Beyond that, you can bet the staffers working for Democratic Representatives sitting on the Energy and Commerce committee, and especially those involved with Energy and Commerce's investigation subcommittee are, at this very moment, completely horrified. They're quite aware, even if Waxman isn't, that because each of the companies named above have filed a Form 8-K and booked losses related to the event described in the Form 8-K, those companies have documentation that has been labored over by tax and accounting professionals for months; documentation that was then reviewed thoroughly by the company's independent auditors. Everyone that was involved is a damn site better than any of the staffers Waxman and Congressional Democrats will have available for investigation.

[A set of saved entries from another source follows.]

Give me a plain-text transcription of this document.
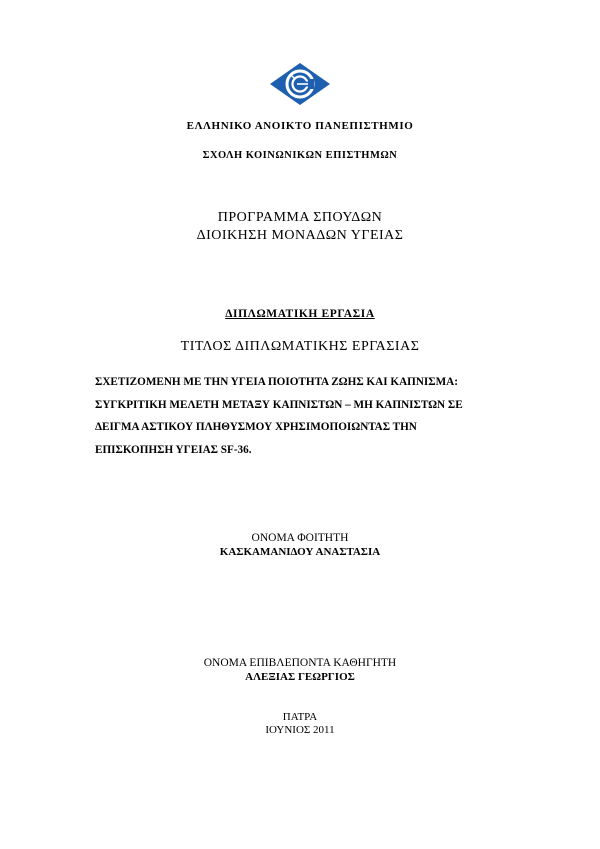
ΕΛΛΗΝΙΚΟ ΑΝΟΙΚΤΟ ΠΑΝΕΠΙΣΤΗΜΙΟ
ΣΧΟΛΗ ΚΟΙΝΩΝΙΚΩΝ ΕΠΙΣΤΗΜΩΝ
ΠΡΟΓΡΑΜΜΑ ΣΠΟΥΔΩΝ
ΔΙΟΙΚΗΣΗ ΜΟΝΑΔΩΝ ΥΓΕΙΑΣ
ΔΙΠΛΩΜΑΤΙΚΗ ΕΡΓΑΣΙΑ
ΤΙΤΛΟΣ ΔΙΠΛΩΜΑΤΙΚΗΣ ΕΡΓΑΣΙΑΣ
ΣΧΕΤΙΖΟΜΕΝΗ ΜΕ ΤΗΝ ΥΓΕΙΑ ΠΟΙΟΤΗΤΑ ΖΩΗΣ ΚΑΙ ΚΑΠΝΙΣΜΑ:
ΣΥΓΚΡΙΤΙΚΗ ΜΕΛΕΤΗ ΜΕΤΑΞΥ ΚΑΠΝΙΣΤΩΝ – ΜΗ ΚΑΠΝΙΣΤΩΝ ΣΕ
ΔΕΙΓΜΑ ΑΣΤΙΚΟΥ ΠΛΗΘΥΣΜΟΥ ΧΡΗΣΙΜΟΠΟΙΩΝΤΑΣ ΤΗΝ
ΕΠΙΣΚΟΠΗΣΗ ΥΓΕΙΑΣ SF-36.
ΟΝΟΜΑ ΦΟΙΤΗΤΗ
ΚΑΣΚΑΜΑΝΙΔΟΥ ΑΝΑΣΤΑΣΙΑ
ΟΝΟΜΑ ΕΠΙΒΛΕΠΟΝΤΑ ΚΑΘΗΓΗΤΗ
ΑΛΕΞΙΑΣ ΓΕΩΡΓΙΟΣ
ΠΑΤΡΑ
ΙΟΥΝΙΟΣ 2011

What Waxman is now laying himself open to is the charge that he is attempting to force these companies to manipulate their financial data to suit the political aims of President Obama and Congressional Democrats. Since there is absolutely no hope of investigative committee staffers finding evidence that AT&T's (or others') calculations are materially incorrect, Waxman simply comes across attempting to force the managements of publicly held companies to circumvent the law.


This is the part the Democratic/liberal/progessive political classes and commentariat doesn't get: Once Obamacare became the law of the land, its effects are no longer solely a matter of politics. Now there are real-world effects, and many of those real-world effects will not go away when political pressure is applied. The next week will be filled with more companies filing more 8-Ks describing just how much "health care reform" is going to cost them, and by implication, their employees, and there is nothing that Henry Waxman can threaten that will make those companies stop.
I am reasonably certain (based on my own time doing corporate work) that the 8-Ks were vetted to hell and back, and no in-house attorney, outside counsel, or auditor with half a brain would allow a major company to file an 8-K solely to make a political point. I am guessing that the companies could have waited to file, but that the decision to file now may help them fend off future shareholder lawsuits ginned up by plaitiffs' attorneys and keep the SEC off thier backs. These companies are filing their 8-Ks and will have more than adequate documentation to back them up; what will happen now is that staffers for Waxman and Stupak (who are smart) will now search for otherwise innocuous statements in emails and documents that can be turned into something sinister. Waxman and Stupak will breathlessly claim that these statements seem to prove these companies are guilty of trying to undermine the brilliance of Obamacare and even more corrupt then... um, Congress.

This is an awfully stupid whipsaw that Democrats are constructing -- they want further disclosure to be required by financial regulatory reform, but even under the current law (that they view as inadequate) they want that disclosure only insofar as it accords with their understanding of reality.  If the disclosure doesn't agree with what the Democrats want, then they don't want it, although they probably won't jump forward to defend the company if it gets hit by the SEC and shareholder lawsuits.  It's also more troubling than they realize --  Congress is essentially interested in substituting its judgment for a company's business judgment, solely because the company's business judgment impacts Congress' political priorities.  Congress can't even draft legislation appropriately, which is its job; now they want to handle financial and legal judgment calls at major businesses?

That's just the practical side of it.  On the political theory side of it, such actions -- Congress calling on the carpet those who, in trying to comply with the complex regulatory state designed in part by Congress, dared to make announcements that disagree with Congress' view -- could be construed as an attempt to chill dissent.  Other companies may choose to wait to make their disclosures, at least until January, when Henry Waxman will (hopefully) no longer be the chairman of a House committee.  Maybe he'll call for an investigation into that as well.